Former State Board of Equalization chairman Conway Collis’s article arguing for higher taxes on commercial property in the San Jose Mercury News last week didn’t tell the full story. He did not cover the negative consequences of such a move.

Collis was trying to sell splitting the property tax roll between business and residential property as the panacea to dig California out of its deficit problem. He claimed increasing taxes on business property would raise $6 to $ 8 billion in new revenue for government.

In reality, raising business property taxes will prolong our fiscal mess because it will act as a disincentive to job creation and business growth, which is the only way to pull California out of the deficit hole. If billions were raised in taxes they would not be available for job creation. In fact, former Legislative Analyst Bill Hamm noted in a study last year that for every one percent increase in business property taxes, 43,000 jobs would be lost.

But there are other consequences that Collis ignores as well. Commercial property is suffering in the market just like other property. Shops are closed and buildings are empty. Raising taxes on some owners that cannot pay means that the anticipated revenue will not be there.

Collis argues that the current system discourages business development. He claims new businesses don’t want to locate in California because they will pay more in property taxes than their business competitors.

California’s current property tax system has been in place for over thirty years and plenty of businesses have chosen to locate here during that time. Only in the last decade have businesses turned their back on California because of an overall tax and regulatory system that punishes business. Only recently has California fallen to 49th and 50th on surveys of tax and business friendly surveys of the states. The businesses that are fleeing the state are often long established and have the full benefit of the Proposition 13 tax system. It is the overall tax and regulatory burdens imposed by California government that is chasing them away.

Businesses prefer the certainty of the current property tax system to the subjective yearly tax change they would have to endure under Collis’s split roll proposal of yearly re-assessments.

Collis acknowledges that costs for consumers could rise if property taxes are passed through, but tries to argue that those costs will generally be “borne by high-income landowners.”

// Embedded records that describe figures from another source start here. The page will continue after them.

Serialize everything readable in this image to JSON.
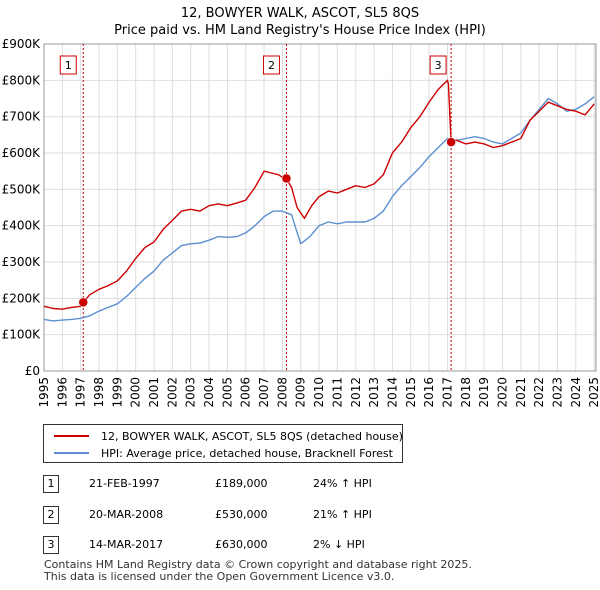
{
  "title_line1": "12, BOWYER WALK, ASCOT, SL5 8QS",
  "title_line2": "Price paid vs. HM Land Registry's House Price Index (HPI)",
  "colors": {
    "property": "#cc0000",
    "hpi": "#5b8fd0",
    "grid": "#dddddd",
    "shade": "#e8eef7"
  },
  "legend": {
    "property_label": "12, BOWYER WALK, ASCOT, SL5 8QS (detached house)",
    "hpi_label": "HPI: Average price, detached house, Bracknell Forest"
  },
  "sales": [
    {
      "num": "1",
      "date": "21-FEB-1997",
      "price": "£189,000",
      "hpi": "24% ↑ HPI"
    },
    {
      "num": "2",
      "date": "20-MAR-2008",
      "price": "£530,000",
      "hpi": "21% ↑ HPI"
    },
    {
      "num": "3",
      "date": "14-MAR-2017",
      "price": "£630,000",
      "hpi": "2% ↓ HPI"
    }
  ],
  "footer": {
    "line1": "Contains HM Land Registry data © Crown copyright and database right 2025.",
    "line2": "This data is licensed under the Open Government Licence v3.0."
  },
  "chart_data": {
    "type": "line",
    "title": "12, BOWYER WALK, ASCOT, SL5 8QS — Price paid vs. HM Land Registry's House Price Index (HPI)",
    "xlabel": "",
    "ylabel": "",
    "xlim": [
      1995,
      2025.1
    ],
    "ylim": [
      0,
      900000
    ],
    "y_ticks": [
      0,
      100000,
      200000,
      300000,
      400000,
      500000,
      600000,
      700000,
      800000,
      900000
    ],
    "y_tick_labels": [
      "£0",
      "£100K",
      "£200K",
      "£300K",
      "£400K",
      "£500K",
      "£600K",
      "£700K",
      "£800K",
      "£900K"
    ],
    "x_ticks": [
      1995,
      1996,
      1997,
      1998,
      1999,
      2000,
      2001,
      2002,
      2003,
      2004,
      2005,
      2006,
      2007,
      2008,
      2009,
      2010,
      2011,
      2012,
      2013,
      2014,
      2015,
      2016,
      2017,
      2018,
      2019,
      2020,
      2021,
      2022,
      2023,
      2024,
      2025
    ],
    "grid": true,
    "sale_markers": [
      {
        "label": "1",
        "x": 1997.14,
        "y": 189000
      },
      {
        "label": "2",
        "x": 2008.22,
        "y": 530000
      },
      {
        "label": "3",
        "x": 2017.2,
        "y": 630000
      }
    ],
    "series": [
      {
        "name": "12, BOWYER WALK, ASCOT, SL5 8QS (detached house)",
        "x": [
          1995.0,
          1995.5,
          1996.0,
          1996.5,
          1997.0,
          1997.14,
          1997.5,
          1998.0,
          1998.5,
          1999.0,
          1999.5,
          2000.0,
          2000.5,
          2001.0,
          2001.5,
          2002.0,
          2002.5,
          2003.0,
          2003.5,
          2004.0,
          2004.5,
          2005.0,
          2005.5,
          2006.0,
          2006.5,
          2007.0,
          2007.4,
          2007.8,
          2008.0,
          2008.22,
          2008.5,
          2008.8,
          2009.2,
          2009.6,
          2010.0,
          2010.5,
          2011.0,
          2011.5,
          2012.0,
          2012.5,
          2013.0,
          2013.5,
          2014.0,
          2014.5,
          2015.0,
          2015.5,
          2016.0,
          2016.5,
          2017.0,
          2017.05,
          2017.2,
          2017.5,
          2018.0,
          2018.5,
          2019.0,
          2019.5,
          2020.0,
          2020.5,
          2021.0,
          2021.5,
          2022.0,
          2022.5,
          2023.0,
          2023.5,
          2024.0,
          2024.5,
          2025.0
        ],
        "values": [
          178000,
          172000,
          170000,
          175000,
          178000,
          189000,
          210000,
          225000,
          235000,
          248000,
          275000,
          310000,
          340000,
          355000,
          390000,
          415000,
          440000,
          445000,
          440000,
          455000,
          460000,
          455000,
          462000,
          470000,
          505000,
          550000,
          545000,
          540000,
          533000,
          530000,
          505000,
          450000,
          420000,
          455000,
          480000,
          495000,
          490000,
          500000,
          510000,
          505000,
          515000,
          540000,
          600000,
          630000,
          670000,
          700000,
          740000,
          775000,
          800000,
          790000,
          630000,
          635000,
          625000,
          630000,
          625000,
          615000,
          620000,
          630000,
          640000,
          690000,
          715000,
          740000,
          730000,
          720000,
          715000,
          705000,
          735000
        ]
      },
      {
        "name": "HPI: Average price, detached house, Bracknell Forest",
        "x": [
          1995.0,
          1995.5,
          1996.0,
          1996.5,
          1997.0,
          1997.5,
          1998.0,
          1998.5,
          1999.0,
          1999.5,
          2000.0,
          2000.5,
          2001.0,
          2001.5,
          2002.0,
          2002.5,
          2003.0,
          2003.5,
          2004.0,
          2004.5,
          2005.0,
          2005.5,
          2006.0,
          2006.5,
          2007.0,
          2007.5,
          2008.0,
          2008.5,
          2009.0,
          2009.5,
          2010.0,
          2010.5,
          2011.0,
          2011.5,
          2012.0,
          2012.5,
          2013.0,
          2013.5,
          2014.0,
          2014.5,
          2015.0,
          2015.5,
          2016.0,
          2016.5,
          2017.0,
          2017.5,
          2018.0,
          2018.5,
          2019.0,
          2019.5,
          2020.0,
          2020.5,
          2021.0,
          2021.5,
          2022.0,
          2022.5,
          2023.0,
          2023.5,
          2024.0,
          2024.5,
          2025.0
        ],
        "values": [
          142000,
          138000,
          140000,
          142000,
          145000,
          152000,
          165000,
          175000,
          185000,
          205000,
          230000,
          255000,
          275000,
          305000,
          325000,
          345000,
          350000,
          352000,
          360000,
          370000,
          368000,
          370000,
          380000,
          400000,
          425000,
          440000,
          440000,
          430000,
          350000,
          370000,
          400000,
          410000,
          405000,
          410000,
          410000,
          410000,
          420000,
          440000,
          480000,
          510000,
          535000,
          560000,
          590000,
          615000,
          640000,
          635000,
          640000,
          645000,
          640000,
          630000,
          625000,
          640000,
          655000,
          690000,
          720000,
          750000,
          735000,
          715000,
          720000,
          735000,
          755000
        ]
      }
    ]
  }
}
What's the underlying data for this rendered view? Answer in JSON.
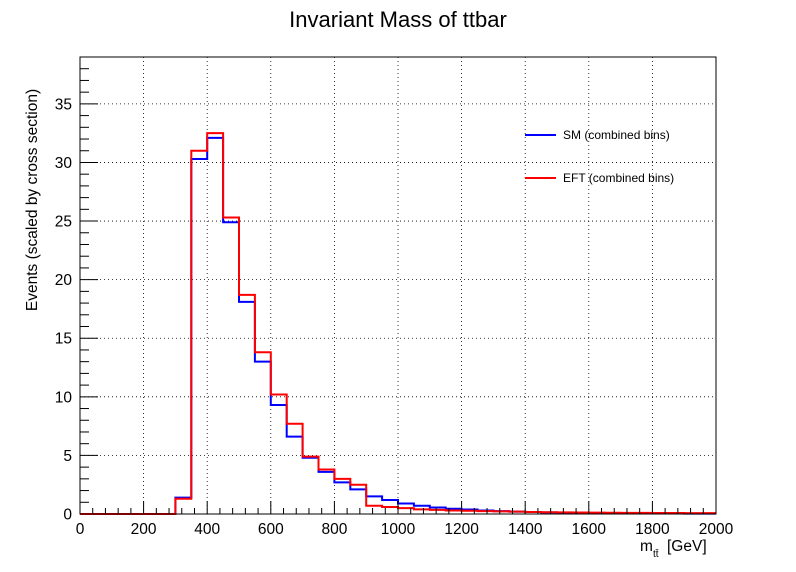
{
  "chart_data": {
    "type": "line",
    "subtype": "step-histogram",
    "title": "Invariant Mass of ttbar",
    "xlabel": {
      "main": "m",
      "subscript": "tt̄",
      "unit": "[GeV]"
    },
    "ylabel": "Events (scaled by cross section)",
    "xlim": [
      0,
      2000
    ],
    "ylim": [
      0,
      39
    ],
    "x_ticks": [
      0,
      200,
      400,
      600,
      800,
      1000,
      1200,
      1400,
      1600,
      1800,
      2000
    ],
    "y_ticks": [
      0,
      5,
      10,
      15,
      20,
      25,
      30,
      35
    ],
    "grid": true,
    "legend_position": "top-right",
    "bin_edges": [
      0,
      50,
      100,
      150,
      200,
      250,
      300,
      350,
      400,
      450,
      500,
      550,
      600,
      650,
      700,
      750,
      800,
      850,
      900,
      950,
      1000,
      1050,
      1100,
      1150,
      1200,
      1250,
      1300,
      1350,
      1400,
      1450,
      1500,
      1550,
      1600,
      1650,
      1700,
      1750,
      1800,
      1850,
      1900,
      1950,
      2000
    ],
    "series": [
      {
        "name": "SM (combined bins)",
        "color": "#0000ff",
        "values": [
          0,
          0,
          0,
          0,
          0,
          0,
          1.4,
          30.3,
          32.1,
          24.9,
          18.1,
          13.0,
          9.3,
          6.6,
          4.8,
          3.6,
          2.7,
          2.1,
          1.5,
          1.2,
          0.9,
          0.7,
          0.55,
          0.45,
          0.38,
          0.3,
          0.25,
          0.2,
          0.17,
          0.14,
          0.12,
          0.1,
          0.08,
          0.07,
          0.06,
          0.05,
          0.04,
          0.04,
          0.03,
          0.03
        ]
      },
      {
        "name": "EFT (combined bins)",
        "color": "#ff0000",
        "values": [
          0,
          0,
          0,
          0,
          0,
          0,
          1.3,
          31.0,
          32.5,
          25.3,
          18.7,
          13.8,
          10.2,
          7.7,
          4.9,
          3.8,
          3.0,
          2.5,
          0.7,
          0.6,
          0.5,
          0.4,
          0.35,
          0.3,
          0.28,
          0.25,
          0.22,
          0.2,
          0.17,
          0.15,
          0.14,
          0.13,
          0.12,
          0.11,
          0.1,
          0.1,
          0.09,
          0.09,
          0.08,
          0.08
        ]
      }
    ]
  }
}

That argument simply ignores the reality of most California business. The biggest victims of a business property tax increase will be the least vulnerable businesses. Small business, a great many minority and women owned, will face this new tax burden. Many small businesses often sign leases that require them to pick up any property tax increase.

Collis’s off-the-cuff charge that residential property pays three-quarters of the property tax is not backed up by any research that I have seen. In fact, the California Taxpayers Association has pointed out in a study prepared at the time of Prop 13’s 30th anniversary that non-residential property as a whole pays a higher percentage of full market value than residential property amounting to non-residential property paying over a half-billion more in property taxes than residential property.

Collis’s argument is built on revisionist history. He writes that Proposition 13 was intended to protect homeowners. In 1978, voters had the option to adopt a split roll while getting homeowner property tax relief by passing Proposition 8 put on the ballot by the legislature to counter Proposition 13. Prop 13 would apply property taxes on the same basis to both business and residential properties as the law had done for decades. The voters passed Proposition 13 and rejected Proposition 8.

The voters understood then as they understand now that keeping a healthy business climate leads to a more prosperous state.